It has been over a decade since CAN-SPAM became the defacto North America email marketing law, which seems like a lifetime ago, and barely three months for CASL and it seems that the never ending stream of people saying “don’t use the unsubscribe link” still seems to march on. To compare and test this theory the Online Trust Alliance (OTA) has started reviewing large commercial senders to verify that they are taking the needed steps to properly allow email recipients to stop further communications of types of communications.
Consumers understand that subscribing to an email program offered by their favourite retailers or news sites will have unsubscribes that work and actually stop the emails that they once wished to receive. However I would agree that the unsubscribes in Phishing emails, Pill spam and other clearly unwanted emails be safely ignored… For the most part consumers only see a small fraction of these messages anyway as ISPs have become very adept at blocking most of this mail before it makes it past the router, but a percentage of these make it through to the end user. Yes, even past spam filters into the inbox.
The OTA tested ten different aspects of email messages and the unsubscribe landing pages including; font size used for the unsubscribe statement, ease of use, preference centers vs unsub only, and time to execute the unsubscribe.

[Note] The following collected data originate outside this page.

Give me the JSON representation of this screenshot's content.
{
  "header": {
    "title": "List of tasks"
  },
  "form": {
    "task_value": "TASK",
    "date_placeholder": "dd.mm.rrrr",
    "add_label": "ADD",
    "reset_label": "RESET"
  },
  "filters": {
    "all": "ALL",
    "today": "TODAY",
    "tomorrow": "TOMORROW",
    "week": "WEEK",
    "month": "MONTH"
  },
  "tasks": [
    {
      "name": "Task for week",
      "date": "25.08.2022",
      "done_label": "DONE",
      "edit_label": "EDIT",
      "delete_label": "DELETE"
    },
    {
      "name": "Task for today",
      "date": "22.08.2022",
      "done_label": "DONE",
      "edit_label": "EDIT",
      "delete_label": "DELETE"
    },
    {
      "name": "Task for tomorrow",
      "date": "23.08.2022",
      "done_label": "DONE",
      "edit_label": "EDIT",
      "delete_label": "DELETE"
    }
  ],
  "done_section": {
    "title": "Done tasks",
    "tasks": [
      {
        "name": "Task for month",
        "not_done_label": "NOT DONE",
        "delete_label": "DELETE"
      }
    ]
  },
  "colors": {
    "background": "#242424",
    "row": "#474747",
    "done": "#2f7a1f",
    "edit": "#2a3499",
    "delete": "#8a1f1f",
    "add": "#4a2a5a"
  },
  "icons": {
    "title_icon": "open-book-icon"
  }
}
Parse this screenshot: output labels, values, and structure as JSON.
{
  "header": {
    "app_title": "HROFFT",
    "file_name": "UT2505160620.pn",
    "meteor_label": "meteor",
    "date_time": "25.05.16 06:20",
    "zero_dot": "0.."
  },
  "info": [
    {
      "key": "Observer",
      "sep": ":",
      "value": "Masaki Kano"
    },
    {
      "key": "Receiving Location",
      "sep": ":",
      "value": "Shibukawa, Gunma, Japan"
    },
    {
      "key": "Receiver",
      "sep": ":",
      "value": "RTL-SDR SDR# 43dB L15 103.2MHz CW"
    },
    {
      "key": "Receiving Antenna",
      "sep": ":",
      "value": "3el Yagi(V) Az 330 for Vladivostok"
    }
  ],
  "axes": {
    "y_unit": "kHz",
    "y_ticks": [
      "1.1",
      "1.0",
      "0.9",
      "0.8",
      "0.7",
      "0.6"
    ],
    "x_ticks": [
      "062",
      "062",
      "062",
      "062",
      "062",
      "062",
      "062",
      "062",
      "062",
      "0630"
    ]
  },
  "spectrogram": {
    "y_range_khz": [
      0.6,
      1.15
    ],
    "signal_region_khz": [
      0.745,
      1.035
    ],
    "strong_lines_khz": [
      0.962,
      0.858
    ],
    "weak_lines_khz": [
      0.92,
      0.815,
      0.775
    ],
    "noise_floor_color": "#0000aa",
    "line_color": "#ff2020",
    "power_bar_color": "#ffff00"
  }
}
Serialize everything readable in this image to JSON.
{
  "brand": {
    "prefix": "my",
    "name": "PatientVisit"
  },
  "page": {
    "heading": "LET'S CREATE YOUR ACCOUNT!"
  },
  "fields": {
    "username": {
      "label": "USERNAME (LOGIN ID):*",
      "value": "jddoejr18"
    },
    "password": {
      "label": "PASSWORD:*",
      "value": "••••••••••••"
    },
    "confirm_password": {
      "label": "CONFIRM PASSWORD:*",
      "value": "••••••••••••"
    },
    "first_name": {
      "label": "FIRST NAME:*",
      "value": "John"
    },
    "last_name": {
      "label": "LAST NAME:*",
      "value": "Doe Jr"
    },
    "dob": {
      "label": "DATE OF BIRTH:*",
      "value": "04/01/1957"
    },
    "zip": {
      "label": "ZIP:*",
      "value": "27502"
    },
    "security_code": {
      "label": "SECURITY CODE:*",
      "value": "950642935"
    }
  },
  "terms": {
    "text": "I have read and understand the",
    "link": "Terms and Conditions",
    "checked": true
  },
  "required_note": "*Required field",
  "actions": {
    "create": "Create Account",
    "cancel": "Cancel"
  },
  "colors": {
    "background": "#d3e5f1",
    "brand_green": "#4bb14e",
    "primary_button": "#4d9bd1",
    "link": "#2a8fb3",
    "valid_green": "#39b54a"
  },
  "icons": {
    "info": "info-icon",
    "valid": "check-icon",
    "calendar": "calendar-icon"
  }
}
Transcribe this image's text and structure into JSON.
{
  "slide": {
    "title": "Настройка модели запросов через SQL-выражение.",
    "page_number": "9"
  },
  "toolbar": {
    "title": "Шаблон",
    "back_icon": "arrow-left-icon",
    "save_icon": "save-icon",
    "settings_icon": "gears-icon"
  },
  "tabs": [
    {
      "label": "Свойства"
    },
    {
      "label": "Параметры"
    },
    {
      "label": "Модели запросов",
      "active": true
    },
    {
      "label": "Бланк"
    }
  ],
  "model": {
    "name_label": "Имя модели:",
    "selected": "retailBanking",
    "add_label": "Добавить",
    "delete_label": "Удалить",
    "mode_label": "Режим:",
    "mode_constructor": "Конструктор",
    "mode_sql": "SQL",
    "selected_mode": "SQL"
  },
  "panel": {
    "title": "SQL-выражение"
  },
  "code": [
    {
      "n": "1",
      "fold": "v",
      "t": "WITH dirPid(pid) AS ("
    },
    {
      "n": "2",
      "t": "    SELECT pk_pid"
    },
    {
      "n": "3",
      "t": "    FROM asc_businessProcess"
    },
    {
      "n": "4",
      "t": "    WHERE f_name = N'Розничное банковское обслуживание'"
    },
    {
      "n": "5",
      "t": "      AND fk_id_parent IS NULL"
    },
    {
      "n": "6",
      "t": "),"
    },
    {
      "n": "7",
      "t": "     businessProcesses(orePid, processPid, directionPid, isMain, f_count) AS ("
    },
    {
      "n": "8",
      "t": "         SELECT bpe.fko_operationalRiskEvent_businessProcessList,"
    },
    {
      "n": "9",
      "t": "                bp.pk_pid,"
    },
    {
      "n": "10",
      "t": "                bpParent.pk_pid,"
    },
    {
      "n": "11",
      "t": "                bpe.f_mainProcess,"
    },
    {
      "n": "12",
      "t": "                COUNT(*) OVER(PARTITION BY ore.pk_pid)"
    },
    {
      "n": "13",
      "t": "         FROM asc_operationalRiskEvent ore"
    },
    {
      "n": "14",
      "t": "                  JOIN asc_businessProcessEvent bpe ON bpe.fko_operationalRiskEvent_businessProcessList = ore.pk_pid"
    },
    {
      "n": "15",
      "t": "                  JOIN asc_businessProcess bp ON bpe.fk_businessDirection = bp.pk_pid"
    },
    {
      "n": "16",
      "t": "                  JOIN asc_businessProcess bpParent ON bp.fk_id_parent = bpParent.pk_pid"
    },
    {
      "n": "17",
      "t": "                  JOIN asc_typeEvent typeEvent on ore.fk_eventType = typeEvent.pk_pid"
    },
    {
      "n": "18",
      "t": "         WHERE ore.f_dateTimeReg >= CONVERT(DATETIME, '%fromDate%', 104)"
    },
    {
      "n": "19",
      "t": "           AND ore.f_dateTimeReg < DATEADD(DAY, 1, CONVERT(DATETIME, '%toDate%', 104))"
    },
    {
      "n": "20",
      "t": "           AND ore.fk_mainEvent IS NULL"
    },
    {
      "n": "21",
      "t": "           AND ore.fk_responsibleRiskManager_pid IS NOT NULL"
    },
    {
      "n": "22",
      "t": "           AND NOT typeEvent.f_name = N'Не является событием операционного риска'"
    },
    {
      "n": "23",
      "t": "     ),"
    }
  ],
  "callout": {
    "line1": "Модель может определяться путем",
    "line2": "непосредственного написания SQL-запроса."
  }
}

Ranking 200 companies 70% of these companies complied with 8 of 10 tests, 10% complied with all 10 tests and 10% failed to honour the unsubscribe within 10 days. This is mildly surprising as the requirement to offer and unsubscribe is part of every ESPs contract and required behaviour for their clients as well as a long standing legal requirement in privacy, consumer protection and digital marketing laws around the world.
This study shows that most large brands are taking the steps needed to properly allow email recipients the options of controlling their email subscriptions. The biggest miss by brands that I take away from this report is the lack of opt-out surveys being used by email marketers, leaving a valuable tool for direct feedback from users that are obviously unhappy or no longer interested in your communications.